Los Juegos Olímpicos de 1992 se celebraron en Barcelona contra el parecer de unos cuantos barceloneses que, desde mediados de los ochenta, llamaron a sabotear la candidatura. Se trataba, insisto, de una parte modestísima, casi ínfima, de la ciudadanía, en la que destacaban dos partidos de la extrema izquierda (el Movimiento Comunista de Cataluña -MCC- y la Liga Comunista Revolucionaria -LCR-) y dos partidos declaradamente independentistas (el Partido Socialista de Liberación Nacional -PSAN- y el Movimiento de Defensa de la Tierra -MDT-). Hubo, no obstante, una forma más taimada de boicot, cual es la que orquestó, a través del frente de juventudes de Convergencia, Jordi Pujol, molesto por el embate universalista del movimiento olímpico y por la circunstancia, en absoluto desdeñable, de que el alcalde que habría de gobernar los Juegos no fuera otro que Pasqual Maragall, su archienemigo, y a menudo en un sentido obscenamente literal. Así y todo, ni las escaramuzas tardocomunistas ni las maquinaciones de Pujol evitaron el apoyo unánime de la población a Barcelona 92.

No parece que Madrid 20 esté corriendo la misma suerte. A la oposición de la izquierda extraparlamenaria y demás apóstoles del no se suma esta vez la de sindicatos como CGT y UGT, que claman contra el despilfarro de recursos públicos, un capítulo que, por decirlo con suavidad, no figura precisamente en su repertorio. También los independentistas catalanes andan soliviantados con la posibilidad de que Madrid organice unos Juegos. "Si no hay Cataluña 2014, no puede haber Madrid 2020", proclama Santiago Espot, en un órdago que resume a la clara el sentido de Estado del nacionalismo catalán. Asimismo, y reeditando el boicot de los cachorros de CDC a Barcelona’92, el convergente Èric Bertran, de profesión sus boicots, ha manifestado su deseo de que el próximo día 7 Tokio se imponga a Madrid.

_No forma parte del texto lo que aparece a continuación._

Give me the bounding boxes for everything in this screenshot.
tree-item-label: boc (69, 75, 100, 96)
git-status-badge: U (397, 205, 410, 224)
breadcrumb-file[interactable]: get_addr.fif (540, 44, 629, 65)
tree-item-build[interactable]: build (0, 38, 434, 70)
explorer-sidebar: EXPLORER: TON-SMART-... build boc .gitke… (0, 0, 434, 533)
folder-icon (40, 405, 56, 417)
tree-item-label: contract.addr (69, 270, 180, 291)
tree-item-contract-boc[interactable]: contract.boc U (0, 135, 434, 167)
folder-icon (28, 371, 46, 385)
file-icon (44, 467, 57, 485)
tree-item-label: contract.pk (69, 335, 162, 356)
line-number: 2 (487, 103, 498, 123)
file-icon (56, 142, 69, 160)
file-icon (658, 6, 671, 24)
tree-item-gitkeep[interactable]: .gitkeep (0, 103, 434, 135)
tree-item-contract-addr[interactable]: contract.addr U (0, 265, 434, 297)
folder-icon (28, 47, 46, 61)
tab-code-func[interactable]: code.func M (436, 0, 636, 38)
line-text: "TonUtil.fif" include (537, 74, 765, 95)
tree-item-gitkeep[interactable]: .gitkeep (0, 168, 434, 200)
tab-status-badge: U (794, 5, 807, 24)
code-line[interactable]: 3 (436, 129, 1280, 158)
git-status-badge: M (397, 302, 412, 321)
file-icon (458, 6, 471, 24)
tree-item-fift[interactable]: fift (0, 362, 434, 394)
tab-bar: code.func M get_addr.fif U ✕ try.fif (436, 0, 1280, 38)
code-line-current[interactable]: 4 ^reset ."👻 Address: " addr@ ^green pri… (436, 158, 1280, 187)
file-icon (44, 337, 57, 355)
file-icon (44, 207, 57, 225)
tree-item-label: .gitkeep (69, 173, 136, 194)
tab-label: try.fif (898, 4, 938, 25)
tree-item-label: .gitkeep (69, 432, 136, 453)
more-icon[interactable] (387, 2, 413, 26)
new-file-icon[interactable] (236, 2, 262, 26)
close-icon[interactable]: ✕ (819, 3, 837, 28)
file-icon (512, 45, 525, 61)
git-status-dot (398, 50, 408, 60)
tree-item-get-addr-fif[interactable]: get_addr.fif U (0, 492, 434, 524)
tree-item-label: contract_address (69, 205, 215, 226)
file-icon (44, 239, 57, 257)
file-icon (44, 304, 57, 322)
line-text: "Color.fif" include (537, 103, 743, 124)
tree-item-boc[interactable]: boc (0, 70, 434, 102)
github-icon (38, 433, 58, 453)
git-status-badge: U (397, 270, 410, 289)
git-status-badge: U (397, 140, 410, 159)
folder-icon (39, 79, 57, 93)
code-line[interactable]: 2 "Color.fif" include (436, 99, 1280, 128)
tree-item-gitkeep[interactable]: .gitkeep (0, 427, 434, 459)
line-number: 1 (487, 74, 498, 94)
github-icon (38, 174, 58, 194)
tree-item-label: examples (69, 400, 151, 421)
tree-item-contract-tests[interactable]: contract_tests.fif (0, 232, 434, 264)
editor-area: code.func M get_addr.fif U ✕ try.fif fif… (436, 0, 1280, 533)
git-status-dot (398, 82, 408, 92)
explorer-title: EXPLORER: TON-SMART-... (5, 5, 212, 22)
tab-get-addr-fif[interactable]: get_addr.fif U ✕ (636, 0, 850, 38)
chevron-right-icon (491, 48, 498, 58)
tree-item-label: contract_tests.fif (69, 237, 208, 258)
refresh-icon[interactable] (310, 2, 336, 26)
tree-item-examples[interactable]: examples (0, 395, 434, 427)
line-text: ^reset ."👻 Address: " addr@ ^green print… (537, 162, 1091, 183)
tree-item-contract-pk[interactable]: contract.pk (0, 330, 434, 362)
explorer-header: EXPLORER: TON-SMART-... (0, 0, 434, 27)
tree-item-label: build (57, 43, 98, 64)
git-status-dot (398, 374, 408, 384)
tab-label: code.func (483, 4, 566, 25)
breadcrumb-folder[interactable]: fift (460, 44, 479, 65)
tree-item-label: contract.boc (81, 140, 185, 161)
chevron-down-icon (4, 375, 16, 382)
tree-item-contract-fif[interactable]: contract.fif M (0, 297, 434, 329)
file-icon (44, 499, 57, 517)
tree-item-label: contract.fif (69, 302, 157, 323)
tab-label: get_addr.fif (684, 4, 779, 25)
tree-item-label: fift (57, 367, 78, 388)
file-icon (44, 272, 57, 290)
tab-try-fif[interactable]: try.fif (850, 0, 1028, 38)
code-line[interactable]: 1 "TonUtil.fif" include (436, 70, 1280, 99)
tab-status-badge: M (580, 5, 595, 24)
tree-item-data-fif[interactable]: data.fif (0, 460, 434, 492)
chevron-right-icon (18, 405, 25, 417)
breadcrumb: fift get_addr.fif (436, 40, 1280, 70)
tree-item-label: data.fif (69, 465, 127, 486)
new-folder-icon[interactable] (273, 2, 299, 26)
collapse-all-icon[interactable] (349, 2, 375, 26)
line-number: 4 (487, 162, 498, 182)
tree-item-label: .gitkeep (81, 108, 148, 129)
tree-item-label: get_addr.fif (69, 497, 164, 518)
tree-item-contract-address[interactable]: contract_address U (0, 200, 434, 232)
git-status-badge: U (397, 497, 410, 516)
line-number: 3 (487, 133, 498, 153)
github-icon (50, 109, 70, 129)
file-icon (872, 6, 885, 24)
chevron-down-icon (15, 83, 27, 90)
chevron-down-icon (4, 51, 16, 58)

Aunque por otras razones, los liberales españoles se han añadido al coro ibérico contra la candidatura madrileña, que, al decir de Manuel Llamas, es, "simple y llanamente, un despropósito, una desvergüenza y una absoluta inmoralidad". Llamas arguye que los juegos suelen ser un negocio ruinoso al servicio de la clase política, pero pasa por alto el efecto multiplicador de esta clase de acontecimientos, cuyo estatus simbólico rebasa los márgenes de los libros de contabilidad. Por su parte, la más insigne liberal, Esperanza Aguirre, no ha dedicado un solo post de su blog a Madrid 2020, por lo que no me extrañaría que ni siquiera ella viera con buenos ojos la candidatura. Máxime si, como afirma Llamas, tan sólo beneficia a los políticos, club al que Aguirre ya no pertenece.

Así las cosas, y dada la frialdad ambiental, cabría preguntarse si hay alguien más aparte de Messi a favor de Madrid. Alguien, entiéndase, al que no tengamos que obligar a besar el escudo.